I only have a test server running Debian Woody - I haven't taken the plunge yet (I just changed

/etc/apt/sources.list
to list "woody" by name rather than "stable"). One thing about this update is that there are quite a few packages which have been replaced, and many have been through pretty major changes since 2002. In theory an
apt-get update && apt-get dist-upgrade
will work perfectly, but I don't want to be the first to try!

jamie, are you just running a skeletal base system plus Apache 1.3.26, or something more complicated? For example PHP has evolved vastly since the version that shipped in Woody, so you would need to check compatibility with any PHP-driven apps first...

(My primary workstation is running the Debian-based (K)ubuntu 5.04, but I'm tempted to switch to Debian Sarge due to the former's persistent bugs).

<added>I've just seen this ZDNet article [zdnet.com.au] claims that 30% of upgrade attempts will "suffer serious breakage". Lots of whining on Slashdot [linux.slashdot.org]. I think I'll wait a bit!</added>

jamie

8:36 pm on Jun 10, 2005 (gmt 0)

WebmasterWorld Senior Member 10+ Year Member Top Contributors Of The Month



hi encyclo,

great feedback thank you.

i actually use php/mysql packages compiled from source. otherwise i use the standard woody apache 1.3.26 and a very basic system. it's a web and mailserver only.

the only package i am worried about breaking is postfix. we have 100 or so virtual mailboxes configured with pop-before-smtp relaying. the config between postfix 1 & 2 is somewhat different and i have no desire/need to tinker with that right now.
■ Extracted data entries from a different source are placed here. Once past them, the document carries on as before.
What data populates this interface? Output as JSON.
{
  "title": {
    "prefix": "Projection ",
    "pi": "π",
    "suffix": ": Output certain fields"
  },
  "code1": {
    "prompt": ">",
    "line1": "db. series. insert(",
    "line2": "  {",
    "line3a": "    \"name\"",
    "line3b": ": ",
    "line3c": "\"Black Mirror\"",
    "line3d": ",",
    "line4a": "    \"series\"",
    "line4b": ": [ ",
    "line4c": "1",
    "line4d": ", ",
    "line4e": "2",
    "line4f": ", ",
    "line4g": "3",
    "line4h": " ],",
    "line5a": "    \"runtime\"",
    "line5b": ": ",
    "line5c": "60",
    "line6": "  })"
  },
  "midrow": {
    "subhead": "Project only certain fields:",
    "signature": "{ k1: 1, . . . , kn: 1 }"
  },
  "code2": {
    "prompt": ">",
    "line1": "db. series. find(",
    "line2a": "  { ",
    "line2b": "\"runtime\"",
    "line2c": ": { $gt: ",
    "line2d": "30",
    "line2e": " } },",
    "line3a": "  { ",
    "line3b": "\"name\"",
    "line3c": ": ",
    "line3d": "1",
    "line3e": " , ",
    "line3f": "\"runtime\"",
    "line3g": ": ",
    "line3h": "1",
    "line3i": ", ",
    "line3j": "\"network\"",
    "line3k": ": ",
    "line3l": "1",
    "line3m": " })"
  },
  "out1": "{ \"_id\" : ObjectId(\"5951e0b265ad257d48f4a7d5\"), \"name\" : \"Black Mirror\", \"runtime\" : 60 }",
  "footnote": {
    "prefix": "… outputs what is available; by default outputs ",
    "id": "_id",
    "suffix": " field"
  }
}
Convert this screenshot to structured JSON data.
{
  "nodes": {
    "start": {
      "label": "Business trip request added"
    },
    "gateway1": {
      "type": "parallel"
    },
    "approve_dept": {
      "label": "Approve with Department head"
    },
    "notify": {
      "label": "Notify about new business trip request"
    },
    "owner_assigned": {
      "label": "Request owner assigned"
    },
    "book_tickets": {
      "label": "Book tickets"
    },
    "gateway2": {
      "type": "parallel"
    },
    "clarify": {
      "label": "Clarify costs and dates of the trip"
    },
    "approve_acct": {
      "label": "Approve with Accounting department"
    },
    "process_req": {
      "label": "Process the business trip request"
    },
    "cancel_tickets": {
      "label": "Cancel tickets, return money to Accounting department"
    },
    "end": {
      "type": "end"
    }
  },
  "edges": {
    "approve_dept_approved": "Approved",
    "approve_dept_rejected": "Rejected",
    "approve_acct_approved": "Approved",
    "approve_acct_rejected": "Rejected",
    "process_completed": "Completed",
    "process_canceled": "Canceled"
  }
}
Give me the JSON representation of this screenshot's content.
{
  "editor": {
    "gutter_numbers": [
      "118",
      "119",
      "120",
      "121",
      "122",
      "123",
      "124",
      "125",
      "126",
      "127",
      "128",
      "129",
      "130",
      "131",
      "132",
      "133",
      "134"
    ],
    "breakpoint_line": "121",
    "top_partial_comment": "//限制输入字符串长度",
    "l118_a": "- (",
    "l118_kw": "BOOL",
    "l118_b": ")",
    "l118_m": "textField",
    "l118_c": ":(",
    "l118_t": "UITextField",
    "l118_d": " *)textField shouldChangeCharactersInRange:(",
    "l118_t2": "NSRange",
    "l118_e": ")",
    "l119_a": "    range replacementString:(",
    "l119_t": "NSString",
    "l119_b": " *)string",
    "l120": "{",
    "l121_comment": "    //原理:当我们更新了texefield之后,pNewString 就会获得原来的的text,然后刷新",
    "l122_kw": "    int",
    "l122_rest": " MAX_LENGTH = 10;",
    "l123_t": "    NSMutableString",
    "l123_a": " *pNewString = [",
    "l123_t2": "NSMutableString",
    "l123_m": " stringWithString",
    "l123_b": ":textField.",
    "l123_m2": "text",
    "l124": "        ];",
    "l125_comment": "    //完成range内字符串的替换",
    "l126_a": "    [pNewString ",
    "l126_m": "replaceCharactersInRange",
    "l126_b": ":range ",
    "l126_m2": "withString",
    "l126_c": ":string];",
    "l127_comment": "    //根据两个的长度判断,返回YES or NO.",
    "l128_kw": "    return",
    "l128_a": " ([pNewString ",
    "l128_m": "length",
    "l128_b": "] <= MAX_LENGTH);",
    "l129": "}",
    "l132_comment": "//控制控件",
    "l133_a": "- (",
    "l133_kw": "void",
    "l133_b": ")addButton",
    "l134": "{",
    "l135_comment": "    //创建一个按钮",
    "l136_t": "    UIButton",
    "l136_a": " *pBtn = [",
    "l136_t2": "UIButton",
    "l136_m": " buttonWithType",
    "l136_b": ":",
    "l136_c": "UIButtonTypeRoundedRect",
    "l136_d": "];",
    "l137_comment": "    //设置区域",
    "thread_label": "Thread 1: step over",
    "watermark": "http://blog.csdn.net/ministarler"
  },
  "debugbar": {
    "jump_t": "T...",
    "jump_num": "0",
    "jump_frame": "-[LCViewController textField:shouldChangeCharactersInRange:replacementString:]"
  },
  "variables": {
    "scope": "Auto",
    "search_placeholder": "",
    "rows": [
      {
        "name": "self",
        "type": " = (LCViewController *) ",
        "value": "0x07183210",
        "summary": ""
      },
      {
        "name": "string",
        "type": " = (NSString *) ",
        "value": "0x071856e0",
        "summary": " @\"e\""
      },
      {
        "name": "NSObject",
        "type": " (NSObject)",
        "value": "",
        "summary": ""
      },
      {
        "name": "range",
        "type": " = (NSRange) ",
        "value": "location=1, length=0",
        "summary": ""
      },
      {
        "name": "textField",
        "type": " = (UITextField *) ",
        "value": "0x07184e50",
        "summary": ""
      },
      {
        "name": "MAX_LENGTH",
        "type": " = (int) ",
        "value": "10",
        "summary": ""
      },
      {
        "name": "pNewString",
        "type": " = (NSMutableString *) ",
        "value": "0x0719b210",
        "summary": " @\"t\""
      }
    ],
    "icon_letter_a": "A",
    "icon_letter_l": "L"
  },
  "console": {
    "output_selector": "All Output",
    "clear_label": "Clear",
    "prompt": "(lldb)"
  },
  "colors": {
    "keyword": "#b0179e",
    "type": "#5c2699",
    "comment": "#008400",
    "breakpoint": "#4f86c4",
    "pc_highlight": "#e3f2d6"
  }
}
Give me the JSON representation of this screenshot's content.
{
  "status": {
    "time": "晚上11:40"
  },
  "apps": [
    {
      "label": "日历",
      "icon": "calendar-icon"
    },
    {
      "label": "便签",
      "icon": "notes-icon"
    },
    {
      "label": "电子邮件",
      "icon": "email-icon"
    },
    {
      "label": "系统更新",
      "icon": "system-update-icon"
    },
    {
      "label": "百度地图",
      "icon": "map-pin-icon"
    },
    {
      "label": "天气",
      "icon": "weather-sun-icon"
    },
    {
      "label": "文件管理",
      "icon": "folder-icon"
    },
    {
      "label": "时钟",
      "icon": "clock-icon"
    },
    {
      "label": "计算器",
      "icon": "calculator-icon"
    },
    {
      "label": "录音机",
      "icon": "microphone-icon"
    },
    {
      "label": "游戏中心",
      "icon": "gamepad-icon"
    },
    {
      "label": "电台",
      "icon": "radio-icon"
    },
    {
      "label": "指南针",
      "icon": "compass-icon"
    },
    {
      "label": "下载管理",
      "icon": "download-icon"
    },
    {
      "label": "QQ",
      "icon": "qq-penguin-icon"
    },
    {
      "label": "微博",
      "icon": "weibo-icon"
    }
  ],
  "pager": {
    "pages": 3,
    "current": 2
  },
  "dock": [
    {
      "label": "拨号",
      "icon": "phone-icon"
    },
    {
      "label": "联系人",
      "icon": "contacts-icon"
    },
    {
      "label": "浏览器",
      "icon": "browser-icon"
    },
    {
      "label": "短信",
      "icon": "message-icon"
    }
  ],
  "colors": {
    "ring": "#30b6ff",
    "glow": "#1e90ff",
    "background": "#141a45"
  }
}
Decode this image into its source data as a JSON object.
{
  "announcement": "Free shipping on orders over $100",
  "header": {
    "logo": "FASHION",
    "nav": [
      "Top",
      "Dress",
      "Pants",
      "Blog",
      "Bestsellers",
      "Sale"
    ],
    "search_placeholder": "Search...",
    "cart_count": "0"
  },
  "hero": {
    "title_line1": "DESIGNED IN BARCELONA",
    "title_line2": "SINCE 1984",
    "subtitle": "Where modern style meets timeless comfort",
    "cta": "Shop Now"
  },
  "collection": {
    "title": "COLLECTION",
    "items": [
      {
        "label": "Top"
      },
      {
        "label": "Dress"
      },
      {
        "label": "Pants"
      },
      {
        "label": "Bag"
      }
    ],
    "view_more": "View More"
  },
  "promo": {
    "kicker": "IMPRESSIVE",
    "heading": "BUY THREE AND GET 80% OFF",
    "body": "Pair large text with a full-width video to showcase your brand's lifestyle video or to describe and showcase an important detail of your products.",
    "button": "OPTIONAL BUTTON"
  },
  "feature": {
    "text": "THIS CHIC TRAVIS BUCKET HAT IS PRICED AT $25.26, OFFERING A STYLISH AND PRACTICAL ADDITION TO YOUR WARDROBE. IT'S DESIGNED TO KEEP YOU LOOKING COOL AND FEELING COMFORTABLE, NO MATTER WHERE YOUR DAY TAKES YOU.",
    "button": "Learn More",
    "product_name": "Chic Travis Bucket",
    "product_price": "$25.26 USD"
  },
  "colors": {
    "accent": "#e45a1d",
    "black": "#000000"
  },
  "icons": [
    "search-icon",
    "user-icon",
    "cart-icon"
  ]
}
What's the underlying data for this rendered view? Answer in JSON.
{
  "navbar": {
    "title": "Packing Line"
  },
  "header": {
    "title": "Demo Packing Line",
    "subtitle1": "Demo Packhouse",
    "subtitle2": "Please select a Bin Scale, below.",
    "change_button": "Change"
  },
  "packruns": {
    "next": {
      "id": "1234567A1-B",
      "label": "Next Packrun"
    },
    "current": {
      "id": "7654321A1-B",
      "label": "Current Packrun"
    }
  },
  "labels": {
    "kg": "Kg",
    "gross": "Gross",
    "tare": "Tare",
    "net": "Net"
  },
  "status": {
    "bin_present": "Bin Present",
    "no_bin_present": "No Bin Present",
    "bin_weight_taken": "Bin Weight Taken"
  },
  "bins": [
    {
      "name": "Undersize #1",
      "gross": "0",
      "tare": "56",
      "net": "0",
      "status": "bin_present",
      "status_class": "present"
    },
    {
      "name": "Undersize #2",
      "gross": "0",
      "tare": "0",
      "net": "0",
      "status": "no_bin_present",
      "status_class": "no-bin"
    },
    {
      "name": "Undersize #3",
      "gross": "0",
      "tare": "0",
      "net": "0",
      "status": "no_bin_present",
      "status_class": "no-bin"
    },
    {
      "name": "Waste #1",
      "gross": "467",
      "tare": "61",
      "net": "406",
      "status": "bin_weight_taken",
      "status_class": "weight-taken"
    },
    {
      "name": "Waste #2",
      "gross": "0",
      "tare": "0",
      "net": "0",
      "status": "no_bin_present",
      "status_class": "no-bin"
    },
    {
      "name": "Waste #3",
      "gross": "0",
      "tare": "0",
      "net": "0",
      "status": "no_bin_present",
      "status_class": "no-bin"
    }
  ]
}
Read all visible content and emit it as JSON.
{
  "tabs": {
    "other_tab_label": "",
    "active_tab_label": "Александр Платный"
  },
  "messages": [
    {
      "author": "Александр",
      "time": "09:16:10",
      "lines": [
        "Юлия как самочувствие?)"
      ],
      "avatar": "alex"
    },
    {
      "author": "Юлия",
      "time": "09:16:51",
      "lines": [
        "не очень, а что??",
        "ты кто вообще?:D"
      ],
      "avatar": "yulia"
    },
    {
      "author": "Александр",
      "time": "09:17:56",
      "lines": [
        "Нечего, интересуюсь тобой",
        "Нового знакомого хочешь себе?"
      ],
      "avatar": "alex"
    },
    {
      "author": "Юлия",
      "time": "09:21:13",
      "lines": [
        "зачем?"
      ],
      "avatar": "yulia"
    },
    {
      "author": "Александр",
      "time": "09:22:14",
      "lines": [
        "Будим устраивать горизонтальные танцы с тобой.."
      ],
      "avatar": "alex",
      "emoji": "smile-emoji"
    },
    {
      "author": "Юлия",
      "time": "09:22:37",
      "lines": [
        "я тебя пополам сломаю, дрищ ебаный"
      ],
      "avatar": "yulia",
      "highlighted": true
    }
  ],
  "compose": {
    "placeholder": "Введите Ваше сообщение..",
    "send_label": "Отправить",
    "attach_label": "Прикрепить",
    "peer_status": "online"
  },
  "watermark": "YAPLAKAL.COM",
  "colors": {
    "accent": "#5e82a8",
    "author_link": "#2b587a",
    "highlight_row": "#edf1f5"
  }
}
i don't envisage many problems, but after reading the articles you posted, i am definitely gonna wait a few months before upgrading. i have a dev box at home which mirrors my live server. i shall upgrade that when the time comes and see how it goes.

cheers

p.s. i too love debian, and to be honest am quite happy with woody (just as i was with RH 7.2) - i think i'll see what happens over the next months before taking the plunge - as you say, woody is supported for another year at least.

good tip about changing sources to woody, rather than stable.